The vast majority of new HIV infections occur in sub-Saharan Africa, where nearly 2 million people become infected with HIV/AIDS every year. This randomized evaluation examines the impact of two HIV prevention strategies among youth in Kenya: voluntary counseling and testing for HIV (VCT) and condom distribution.
The vast majority of new HIV infections occur in sub-Saharan Africa, where nearly 2 million people become infected with HIV/AIDS every year. Forty-five percent of these new HIV infections occur among people under 25 years old, and nearly all of them are due to unprotected sex. Ensuring the adoption of safer sexual behavior among youth is critical to keeping the new generations free of HIV.
The objective of this project is to examine, through a large randomized controlled trial, the impact of two HIV prevention strategies among a youth population in Kenya. The two strategies to be tested are: Voluntary Counseling and Testing for HIV (VCT), and condom distribution.
VCT is a critical entry point for access to HIV/AIDS treatment and care, and is being scaled up in many countries. But VCT could also be a powerful prevention tool. By providing personalized counseling as well as information about high-risk behaviors, VCT could motivate people to adopt safer sexual behavior and prevent transmission of HIV. This could be particularly important for adolescents and young adults, who typically have had their sexual debut but might not have perfect information about HIV risk. They are often still HIV-negative, and might be better able to change their sexual behavior.
Despite strong evidence of the biological effectiveness of the male condom as an HIV prevention strategy, condom use continues to remain low in many countries. Several factors, such as low availability, cost, lack of education about condoms and how to use them, and relationship factors contribute to low usage. This study examines whether free and easy access to a large quantity of condoms can result in a reduction of risky behaviors and a decline in transmission of STIs among youth.
Kenya has the 10th largest HIV infected population in the world – nearly 7 percent of Kenyans are infected.1 The study is being implemented in four districts of Kenya’s Western Province (Butere, Mumias and Bungoma South and Bungoma East), spanning an area of approximately 50,000 square kilometers. Since about 45 percent of all new infections worldwide occur in youth aged 15-24 years, this study focuses on young people (both men and women). The sample is composed of approximately 10,000 youths (half of them female) who were 17 to 22 years old in 2009.
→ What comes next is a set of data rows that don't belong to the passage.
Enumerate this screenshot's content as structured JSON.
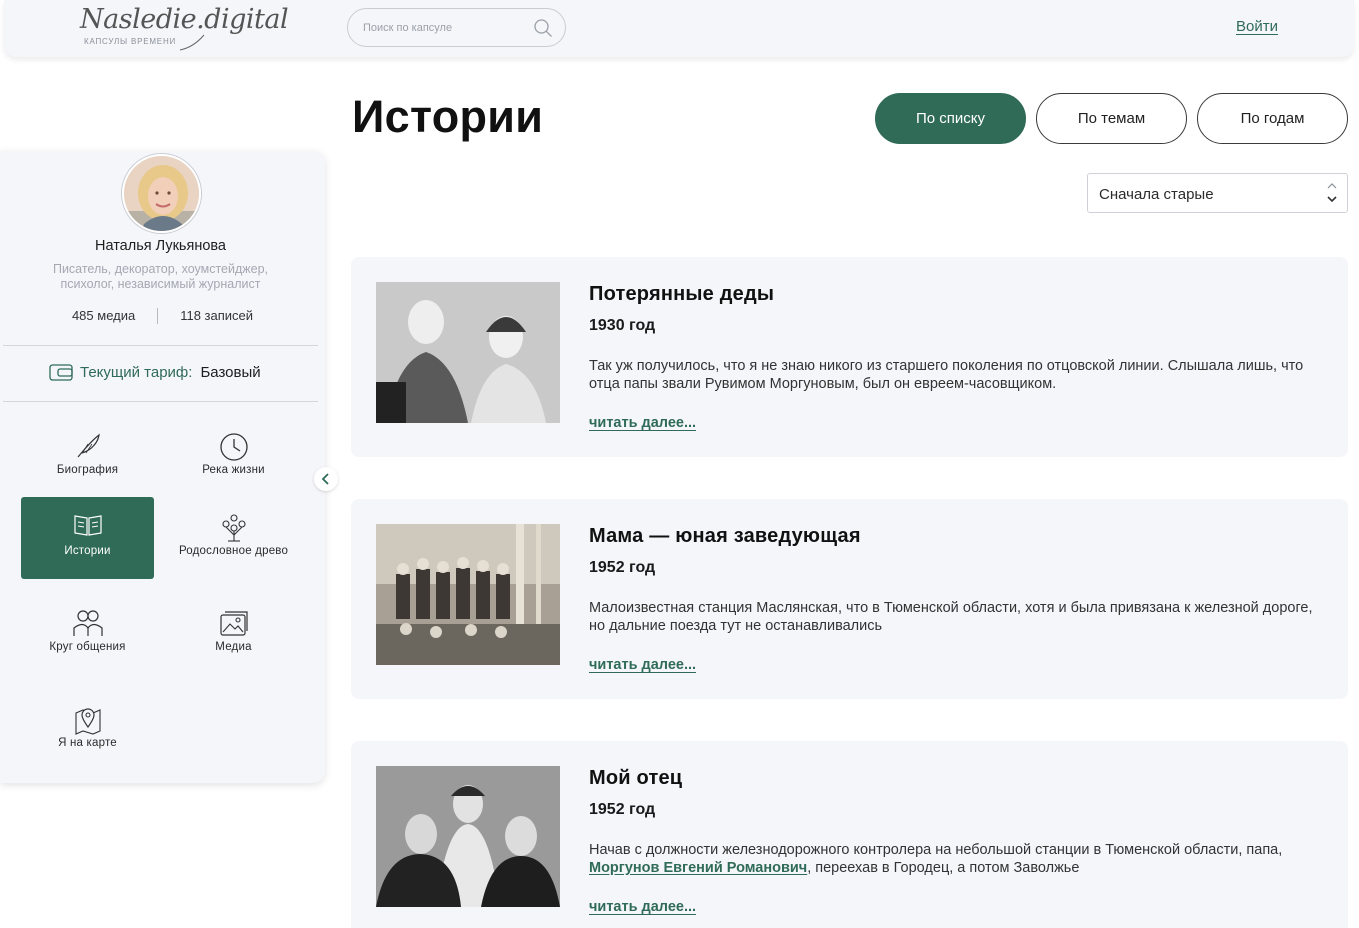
{
  "header": {
    "logo_text": "Nasledie.digital",
    "logo_subtitle": "КАПСУЛЫ ВРЕМЕНИ",
    "search_placeholder": "Поиск по капсуле",
    "login_label": "Войти"
  },
  "page": {
    "title": "Истории",
    "view_buttons": [
      {
        "label": "По списку",
        "active": true
      },
      {
        "label": "По темам",
        "active": false
      },
      {
        "label": "По годам",
        "active": false
      }
    ],
    "sort_selected": "Сначала старые"
  },
  "profile": {
    "name": "Наталья Лукьянова",
    "description": "Писатель, декоратор, хоумстейджер, психолог, независимый журналист",
    "media_count": "485 медиа",
    "records_count": "118 записей",
    "tariff_label": "Текущий тариф:",
    "tariff_value": "Базовый"
  },
  "sidebar_nav": [
    {
      "label": "Биография",
      "icon": "feather-icon",
      "active": false
    },
    {
      "label": "Река жизни",
      "icon": "clock-icon",
      "active": false
    },
    {
      "label": "Истории",
      "icon": "book-icon",
      "active": true
    },
    {
      "label": "Родословное древо",
      "icon": "family-tree-icon",
      "active": false
    },
    {
      "label": "Круг общения",
      "icon": "people-icon",
      "active": false
    },
    {
      "label": "Медиа",
      "icon": "photos-icon",
      "active": false
    },
    {
      "label": "Я на карте",
      "icon": "map-pin-icon",
      "active": false
    }
  ],
  "stories": [
    {
      "title": "Потерянные деды",
      "year": "1930 год",
      "excerpt": "Так уж получилось, что я не знаю никого из старшего поколения по отцовской линии. Слышала лишь, что отца папы звали Рувимом Моргуновым, был он евреем-часовщиком.",
      "more": "читать далее..."
    },
    {
      "title": "Мама — юная заведующая",
      "year": "1952 год",
      "excerpt": "Малоизвестная станция Маслянская, что в Тюменской области, хотя и была привязана к железной дороге, но дальние поезда тут не останавливались",
      "more": "читать далее..."
    },
    {
      "title": "Мой отец",
      "year": "1952 год",
      "excerpt_before": "Начав с должности железнодорожного контролера на небольшой станции в Тюменской области, папа, ",
      "excerpt_link": "Моргунов Евгений Романович",
      "excerpt_after": ", переехав в Городец, а потом Заволжье",
      "more": "читать далее..."
    }
  ],
  "colors": {
    "accent": "#2f6b56",
    "panel": "#f5f6fa",
    "muted_text": "#a3a8b2"
  }
}
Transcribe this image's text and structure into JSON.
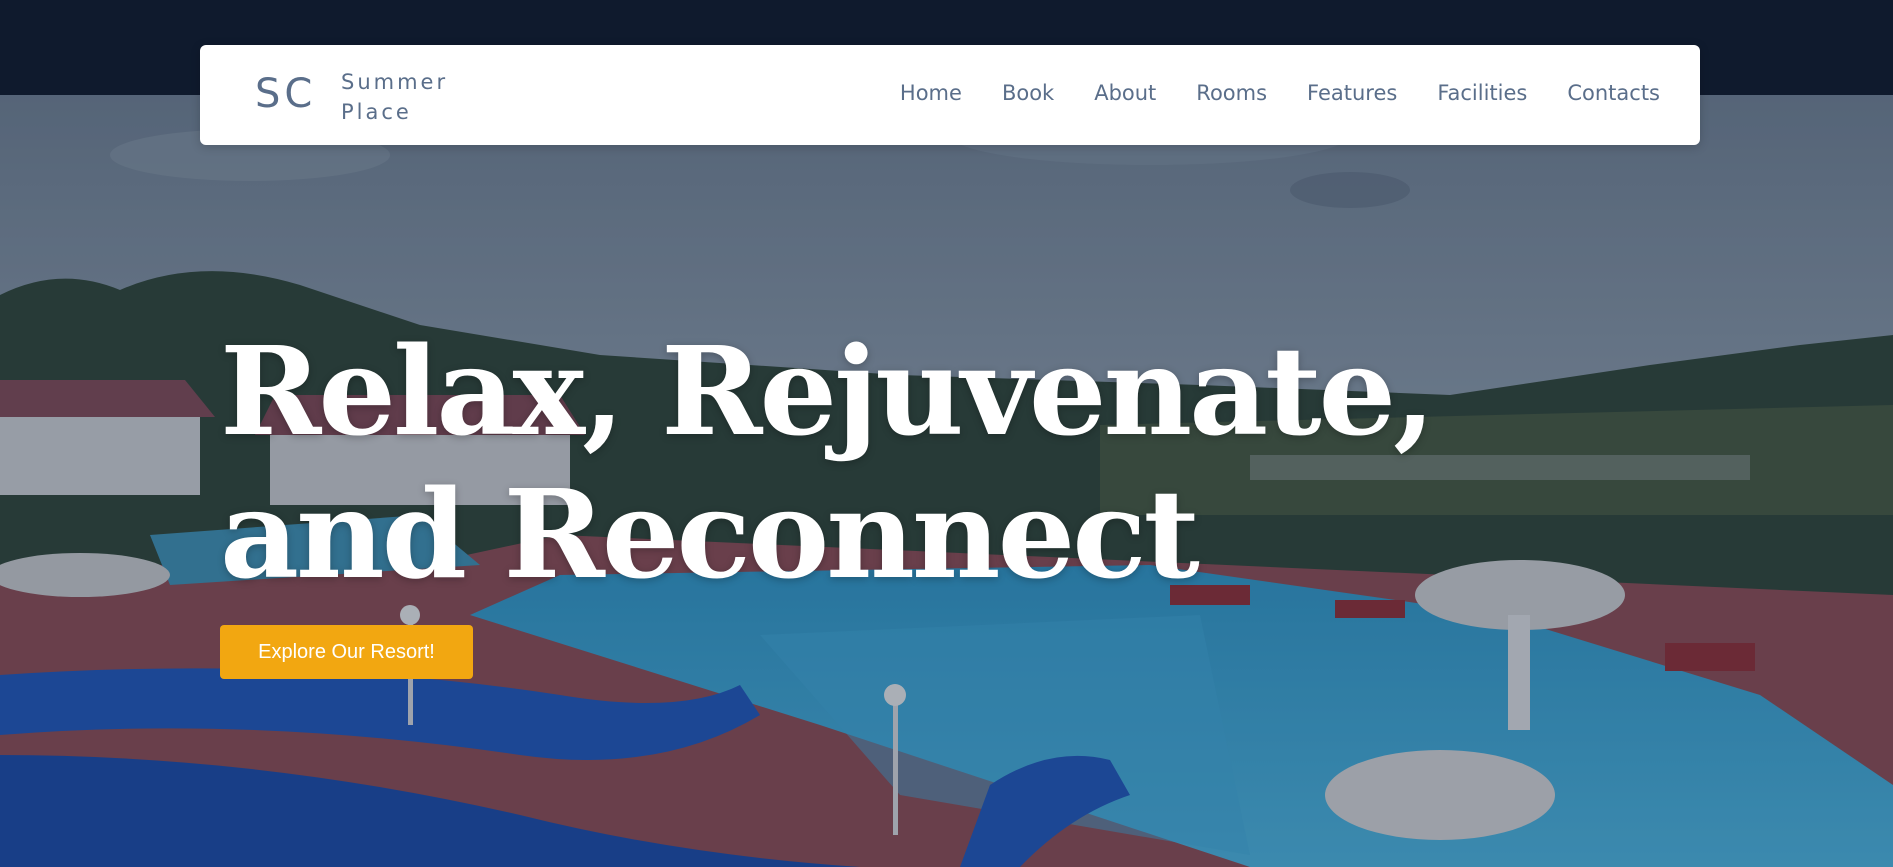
{
  "logo": {
    "mark": "SC",
    "name_line1": "Summer",
    "name_line2": "Place"
  },
  "nav": {
    "items": [
      {
        "label": "Home"
      },
      {
        "label": "Book"
      },
      {
        "label": "About"
      },
      {
        "label": "Rooms"
      },
      {
        "label": "Features"
      },
      {
        "label": "Facilities"
      },
      {
        "label": "Contacts"
      }
    ]
  },
  "hero": {
    "headline_line1": "Relax, Rejuvenate,",
    "headline_line2": "and Reconnect",
    "cta_label": "Explore Our Resort!"
  },
  "colors": {
    "topbar": "#0f1a2d",
    "accent": "#f2a711",
    "nav_text": "#5a6e8a",
    "navbar_bg": "#ffffff"
  }
}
Despite the expanding implementation of VCT, an estimated 80 percent of Kenyans living with HIV are unaware of their status. Take-up of VCT in traditional settings (such as government health centers) is low. As such, several alternative models of VCT service provision, including mobile VCT, workplace VCT and home-based VCT are being explored. This study has used both mobile VCT and VCT within homes, and has achieved a very high take-up (85 percent of the people who were offered VCT accepted it).
Condom usage in Kenya is also relatively low. Only 24 percent of women aged 15-49 who reported multiple partners in the last 12 months used a condom during their last sexual encounter. Despite significant efforts to increase availability of free male condoms, recent data suggest that condom distribution remains low, with on average 0.71 condoms distributed per eligible person per year.
A detailed baseline survey was administered to 10,420 youths (about ½ of them girls) between March 2009 and July 2010. All respondents were tested for Herpes (HSV-2) and for HIV (via anonymous linked testing) during the baseline. The prevalence rates for HSV-2 and HIV were 8.5% and 0.5%, respectively.
Among those surveyed at baseline, 25 percent had been randomly pre-selected to be offered VCT, 25% had been randomly pre-selected to receive free condoms, and 25 percent had been randomly pre-selected to receive both VCT and free condoms.
Those pre-selected for VCT were offered VCT right after the baseline survey had been administered. Eighty-seven percent of them consented. The consent rate was slightly higher among girls than among boys.
Those pre-selected for free condoms were offered three boxes of 50 condoms each, right after VCT (if also sampled for VCT) or right after the baseline survey had been administered. Not all respondents offered condoms took them. Seventy-one percent took all 150 condoms, 19 percent took only some of them, and the remainder, 10 percent, refused to take any condoms. The acceptance rate was much higher among boys. While 87 percent of boys took all the condoms and only 5 percent took none, only 52 percent of girls took all 150 condoms and 15 percent took none.
A follow-up survey will be conducted in 2011-2012. The survey will include detailed questions on sexual behavior, including sexual debut, number and type of partners, and condom use, as well as detailed questions on beliefs regarding HIV transmission, own HIV status, and own exposure to risk. Crucially, the follow-up survey will also include HSV2 and HIV testing.